Unless, that is, you chose your genes, parents, teachers, mentors, and everyone else who had a hand in your becoming who you are, before you became you.
Our choices define us. The choices we make today depend on who we are, which depends on the choices we each made before that, which depended in turn on earlier choices, with no moment separating our own choices from the age at which others, or sheer randomness, chose for us.
Makes your head hurt, doesn't it? Yet, we're each still responsible for the choices we make from now on.
Whoever we are, however we got here, we are who we are and have to figure out the rest for ourselves. That it's more complicated than we usually consider it to be doesn't let us off the hook.
I know I'm the result of random chance: In second grade, in the school library, I ran across the Mushroom Planet series of children's novels. They hooked me on science fiction. Without that random encounter I'd have never chosen to read the Tom Swift Jr. series, from which I decided scientists were cool people to be -- which is why I chose to enter graduate school. In addition to sociobiology, I learned what it means to understand a subject in depth and, by extension, how to recognize when I don't.
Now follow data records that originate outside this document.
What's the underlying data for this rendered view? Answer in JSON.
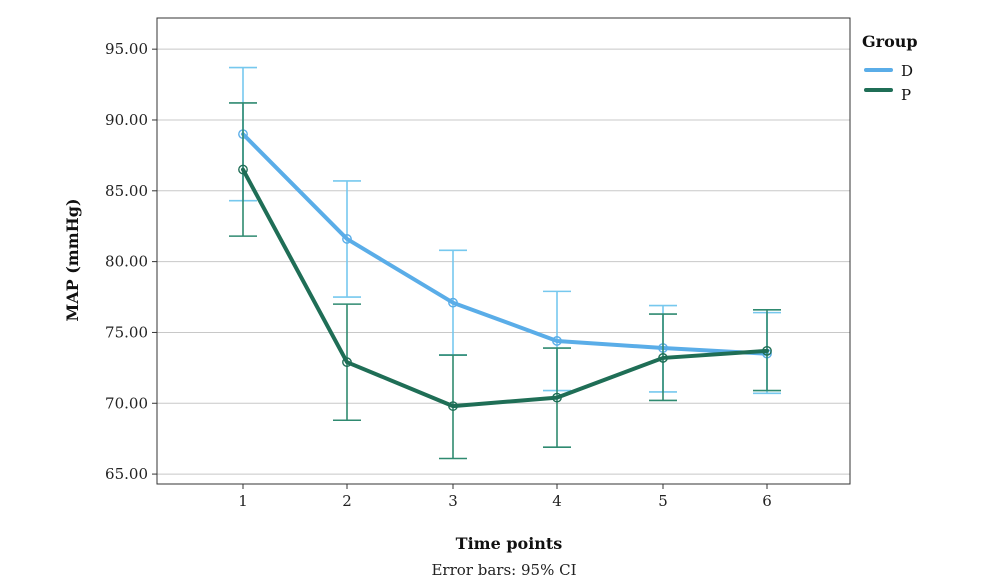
{
  "chart_data": {
    "type": "line",
    "title": "",
    "xlabel": "Time points",
    "ylabel": "MAP (mmHg)",
    "note": "Error bars: 95% CI",
    "categories": [
      "1",
      "2",
      "3",
      "4",
      "5",
      "6"
    ],
    "y_ticks": [
      "65.00",
      "70.00",
      "75.00",
      "80.00",
      "85.00",
      "90.00",
      "95.00"
    ],
    "ylim": [
      64.3,
      97.2
    ],
    "grid": "horizontal",
    "legend": {
      "title": "Group",
      "position": "right"
    },
    "series": [
      {
        "name": "D",
        "color": "#5aade8",
        "values": [
          89.0,
          81.6,
          77.1,
          74.4,
          73.9,
          73.5
        ],
        "ci_low": [
          84.3,
          77.5,
          73.4,
          70.9,
          70.8,
          70.7
        ],
        "ci_high": [
          93.7,
          85.7,
          80.8,
          77.9,
          76.9,
          76.4
        ]
      },
      {
        "name": "P",
        "color": "#1f6e56",
        "values": [
          86.5,
          72.9,
          69.8,
          70.4,
          73.2,
          73.7
        ],
        "ci_low": [
          81.8,
          68.8,
          66.1,
          66.9,
          70.2,
          70.9
        ],
        "ci_high": [
          91.2,
          77.0,
          73.4,
          73.9,
          76.3,
          76.6
        ]
      }
    ]
  }
}
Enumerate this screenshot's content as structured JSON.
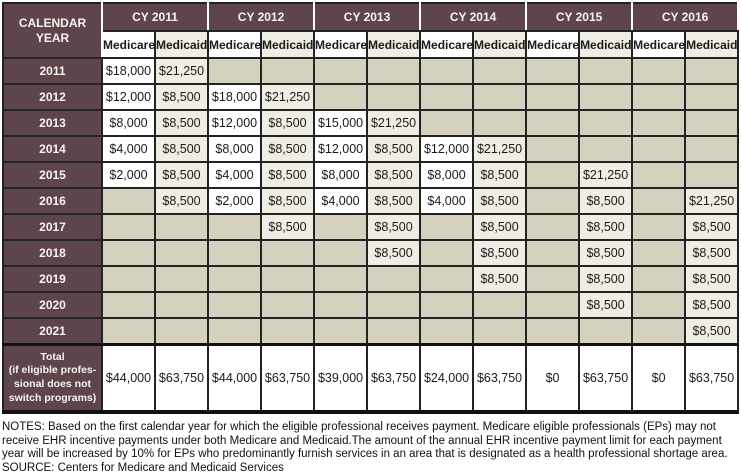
{
  "colors": {
    "header_maroon": "#5e444b",
    "empty_cell_beige": "#d4d2bf",
    "medicaid_cream": "#f0eee4",
    "medicare_white": "#ffffff",
    "border_black": "#232323"
  },
  "table": {
    "corner_header": {
      "line1": "CALENDAR",
      "line2": "YEAR"
    },
    "year_groups": [
      "CY 2011",
      "CY 2012",
      "CY 2013",
      "CY 2014",
      "CY 2015",
      "CY 2016"
    ],
    "program_headers": [
      "Medicare",
      "Medicaid"
    ],
    "rows": [
      {
        "label": "2011",
        "values": [
          "$18,000",
          "$21,250",
          "",
          "",
          "",
          "",
          "",
          "",
          "",
          "",
          "",
          ""
        ]
      },
      {
        "label": "2012",
        "values": [
          "$12,000",
          "$8,500",
          "$18,000",
          "$21,250",
          "",
          "",
          "",
          "",
          "",
          "",
          "",
          ""
        ]
      },
      {
        "label": "2013",
        "values": [
          "$8,000",
          "$8,500",
          "$12,000",
          "$8,500",
          "$15,000",
          "$21,250",
          "",
          "",
          "",
          "",
          "",
          ""
        ]
      },
      {
        "label": "2014",
        "values": [
          "$4,000",
          "$8,500",
          "$8,000",
          "$8,500",
          "$12,000",
          "$8,500",
          "$12,000",
          "$21,250",
          "",
          "",
          "",
          ""
        ]
      },
      {
        "label": "2015",
        "values": [
          "$2,000",
          "$8,500",
          "$4,000",
          "$8,500",
          "$8,000",
          "$8,500",
          "$8,000",
          "$8,500",
          "",
          "$21,250",
          "",
          ""
        ]
      },
      {
        "label": "2016",
        "values": [
          "",
          "$8,500",
          "$2,000",
          "$8,500",
          "$4,000",
          "$8,500",
          "$4,000",
          "$8,500",
          "",
          "$8,500",
          "",
          "$21,250"
        ]
      },
      {
        "label": "2017",
        "values": [
          "",
          "",
          "",
          "$8,500",
          "",
          "$8,500",
          "",
          "$8,500",
          "",
          "$8,500",
          "",
          "$8,500"
        ]
      },
      {
        "label": "2018",
        "values": [
          "",
          "",
          "",
          "",
          "",
          "$8,500",
          "",
          "$8,500",
          "",
          "$8,500",
          "",
          "$8,500"
        ]
      },
      {
        "label": "2019",
        "values": [
          "",
          "",
          "",
          "",
          "",
          "",
          "",
          "$8,500",
          "",
          "$8,500",
          "",
          "$8,500"
        ]
      },
      {
        "label": "2020",
        "values": [
          "",
          "",
          "",
          "",
          "",
          "",
          "",
          "",
          "",
          "$8,500",
          "",
          "$8,500"
        ]
      },
      {
        "label": "2021",
        "values": [
          "",
          "",
          "",
          "",
          "",
          "",
          "",
          "",
          "",
          "",
          "",
          "$8,500"
        ]
      }
    ],
    "total_row": {
      "label_lines": [
        "Total",
        "(if eligible profes-",
        "sional does not",
        "switch programs)"
      ],
      "values": [
        "$44,000",
        "$63,750",
        "$44,000",
        "$63,750",
        "$39,000",
        "$63,750",
        "$24,000",
        "$63,750",
        "$0",
        "$63,750",
        "$0",
        "$63,750"
      ]
    }
  },
  "notes": {
    "notes_text": "NOTES: Based on the first calendar year for which the eligible professional receives payment. Medicare eligible professionals (EPs) may not receive EHR incentive payments under both Medicare and Medicaid.The amount of the annual EHR incentive payment limit for each payment year will be increased by 10% for EPs who predominantly furnish services in an area that is designated as a health professional shortage area.",
    "source_text": "SOURCE: Centers for Medicare and Medicaid Services"
  }
}
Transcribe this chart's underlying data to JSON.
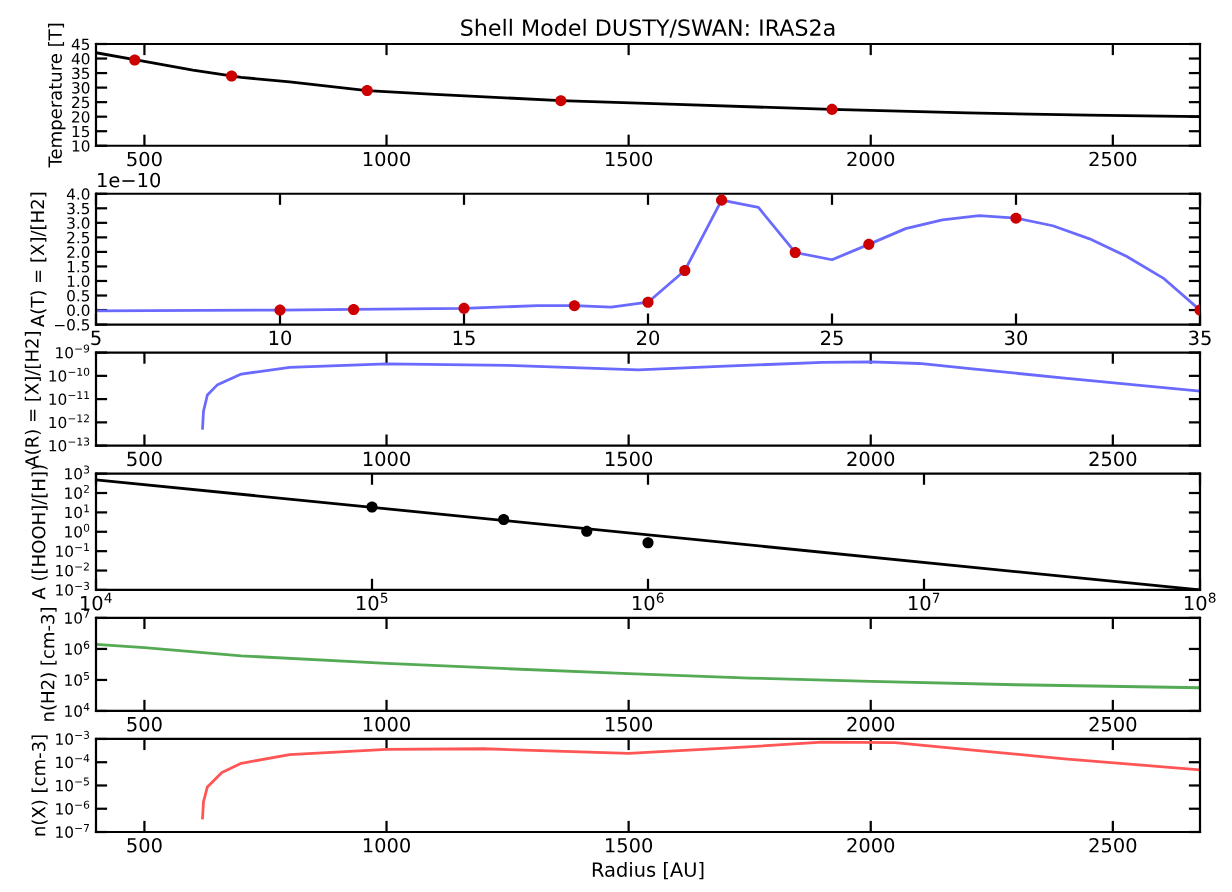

Mostly, I don't, because everything is more complicated than we usually accept. Take the entire world. You and every other human being have a square plot of dry land less than 500 feet on a side to call your own. Some is arable, some mountainous, some frozen, desert, prairie, or jungle. It has to provide the living space and work space you occupy, grow all the food you eat, provide all of the energy and raw materials you use, and absorb all of the waste and garbage you create.
"Complicated" is an anemic description of just how unlikely it is that this can work. And yet we all have friends who know the solutions to our problems are "really very simple."